Inspired by the Holy Spirit, Peter began writing his first book. With the emperor’s edict to kill the apostles of Jesus, he certainly felt the hot breath of Nero’s henchmen on his neck. So, Peter needed to condense all that he carried within him into a small but overflowing book. Peter was eventually captured and taken to a Roman prison and crucified, but not before he wrote his second book.
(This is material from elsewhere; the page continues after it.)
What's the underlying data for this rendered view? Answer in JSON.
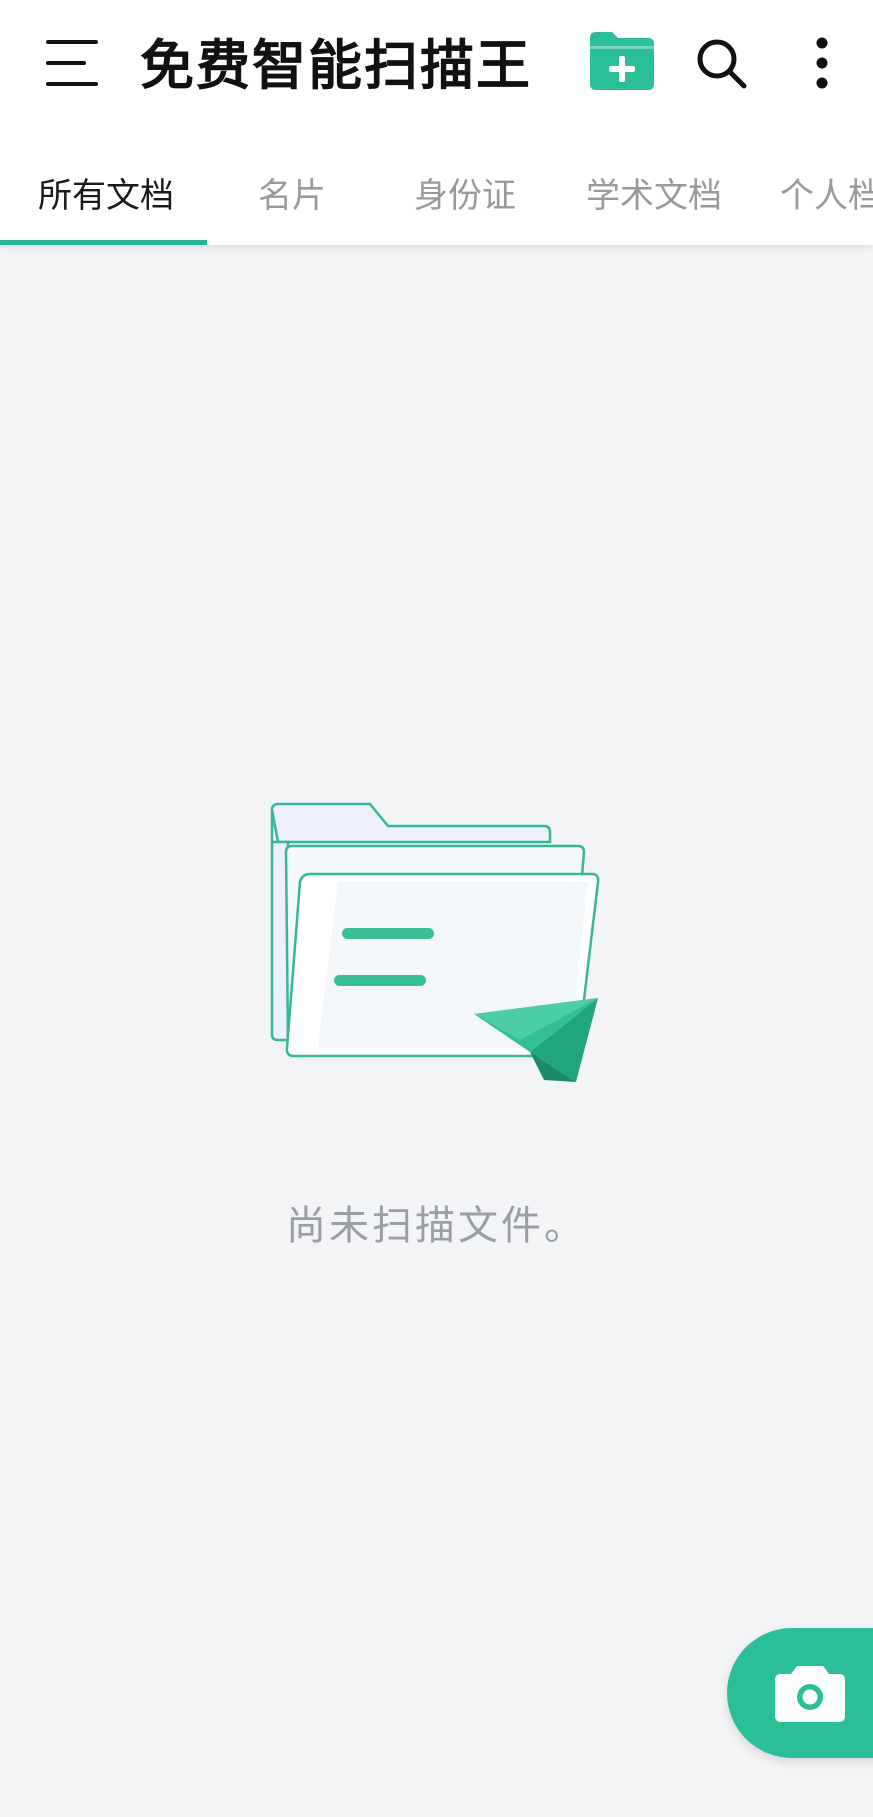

In Apostle Peter’s first book, we find a difficult scripture, 1 Peter 2:18-21 (ESV):

Servants [1], be subject to your masters with all respect, not only to the good and gentle but also to the unjust. For this is a gracious thing, when, mindful of God, one endures sorrows while suffering unjustly. For what credit is it if, when you sin and are beaten for it, you endure? But if when you do good and suffer for it you endure, this is a gracious thing in the sight of God. For to this you have been called, because Christ also suffered for you, leaving you an example, so that you might follow in his steps.

How is this good news?

In yesterday’s devotional, we read that we are to live our lives as sojourners and exiles. This world is not our home, and this life is not our future. Presently we are witnesses of Jesus to the hostile world around us. If even one person sees our lives and receives Jesus, that value is beyond measure.
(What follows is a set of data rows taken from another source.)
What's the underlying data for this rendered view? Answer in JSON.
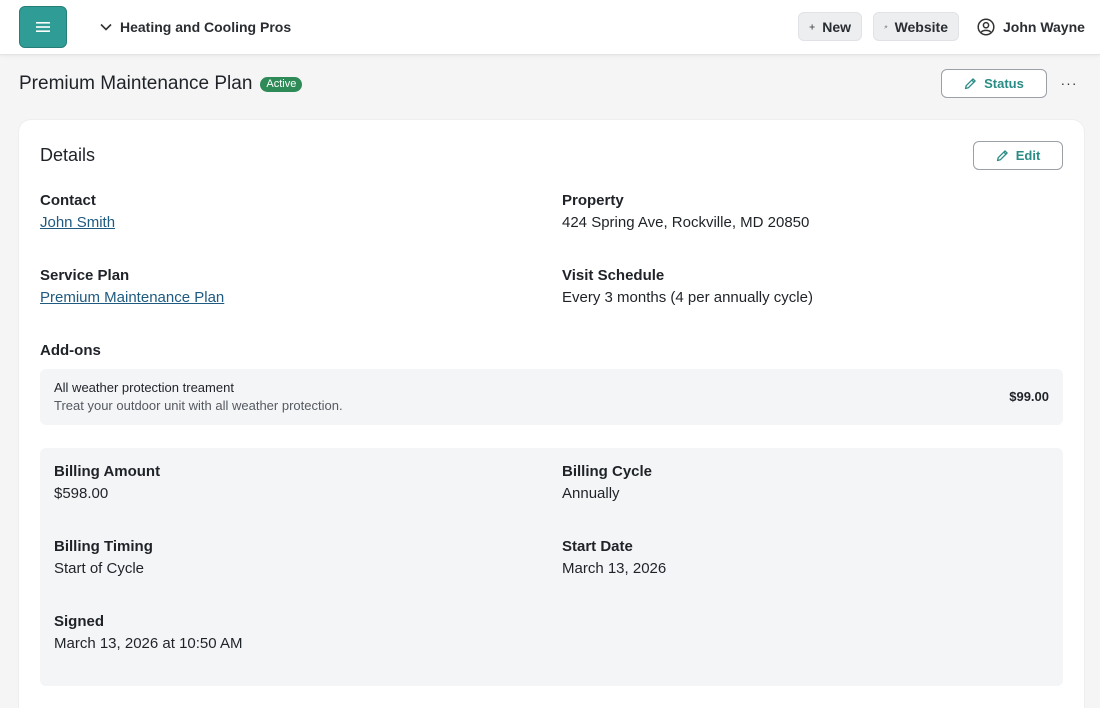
{
  "topbar": {
    "company": "Heating and Cooling Pros",
    "new_label": "New",
    "website_label": "Website",
    "user_name": "John Wayne"
  },
  "page": {
    "title": "Premium Maintenance Plan",
    "status_badge": "Active",
    "status_button": "Status",
    "more": "···"
  },
  "details": {
    "title": "Details",
    "edit_label": "Edit",
    "contact_label": "Contact",
    "contact_value": "John Smith",
    "property_label": "Property",
    "property_value": "424 Spring Ave, Rockville, MD 20850",
    "service_plan_label": "Service Plan",
    "service_plan_value": "Premium Maintenance Plan",
    "visit_schedule_label": "Visit Schedule",
    "visit_schedule_value": "Every 3 months (4 per annually cycle)",
    "addons_label": "Add-ons",
    "addons": [
      {
        "name": "All weather protection treament",
        "description": "Treat your outdoor unit with all weather protection.",
        "price": "$99.00"
      }
    ]
  },
  "billing": {
    "amount_label": "Billing Amount",
    "amount_value": "$598.00",
    "cycle_label": "Billing Cycle",
    "cycle_value": "Annually",
    "timing_label": "Billing Timing",
    "timing_value": "Start of Cycle",
    "start_label": "Start Date",
    "start_value": "March 13, 2026",
    "signed_label": "Signed",
    "signed_value": "March 13, 2026 at 10:50 AM"
  },
  "colors": {
    "accent": "#2f9d95",
    "badge": "#2e8b57",
    "link": "#1f5a80"
  },
  "icons": [
    "hamburger-icon",
    "chevron-down-icon",
    "plus-icon",
    "sparkle-icon",
    "user-circle-icon",
    "pencil-icon",
    "ellipsis-icon"
  ]
}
If we are called to work for a difficult, demanding, unappreciative boss, then we need to fulfill our responsibilities with joy, diligence, and dedication for through these we glorify Jesus our Savior. That’s good news.
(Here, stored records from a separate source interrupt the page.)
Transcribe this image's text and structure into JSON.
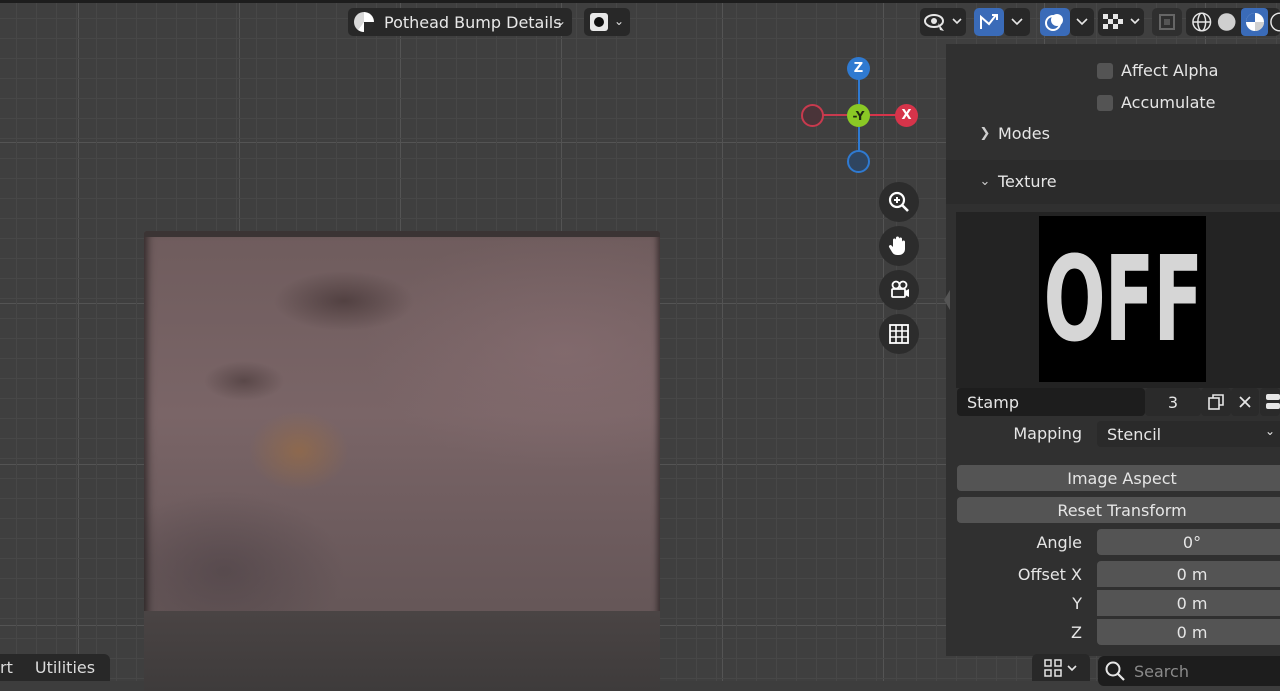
{
  "header": {
    "material_name": "Pothead Bump Details"
  },
  "gizmo": {
    "z_label": "Z",
    "y_label": "-Y",
    "x_label": "X"
  },
  "properties": {
    "affect_alpha": "Affect Alpha",
    "accumulate": "Accumulate",
    "modes_label": "Modes",
    "texture_label": "Texture",
    "preview_text": "OFF",
    "texture_name": "Stamp",
    "texture_users": "3",
    "mapping_label": "Mapping",
    "mapping_value": "Stencil",
    "image_aspect": "Image Aspect",
    "reset_transform": "Reset Transform",
    "angle_label": "Angle",
    "angle_value": "0°",
    "offset_x_label": "Offset X",
    "offset_x_value": "0 m",
    "y_label": "Y",
    "y_value": "0 m",
    "z_label": "Z",
    "z_value": "0 m"
  },
  "bottom": {
    "tab_partial": "rt",
    "tab_utilities": "Utilities",
    "search_placeholder": "Search"
  },
  "colors": {
    "x_axis": "#d6344a",
    "y_axis": "#8ac925",
    "z_axis": "#2f7ad1",
    "active_button": "#3a6bb8"
  }
}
Let me hasten to add that this passage of Scripture is not referring to abusive personal relationships. If you are in an abusive relationship, seek help immediately.

[1] Barnes’ Notes on the Bible states: “Servants, be subject to your masters – The word here properly means “domestics” – those employed about a house, or living in the same house …These people might have been slaves, or might not.”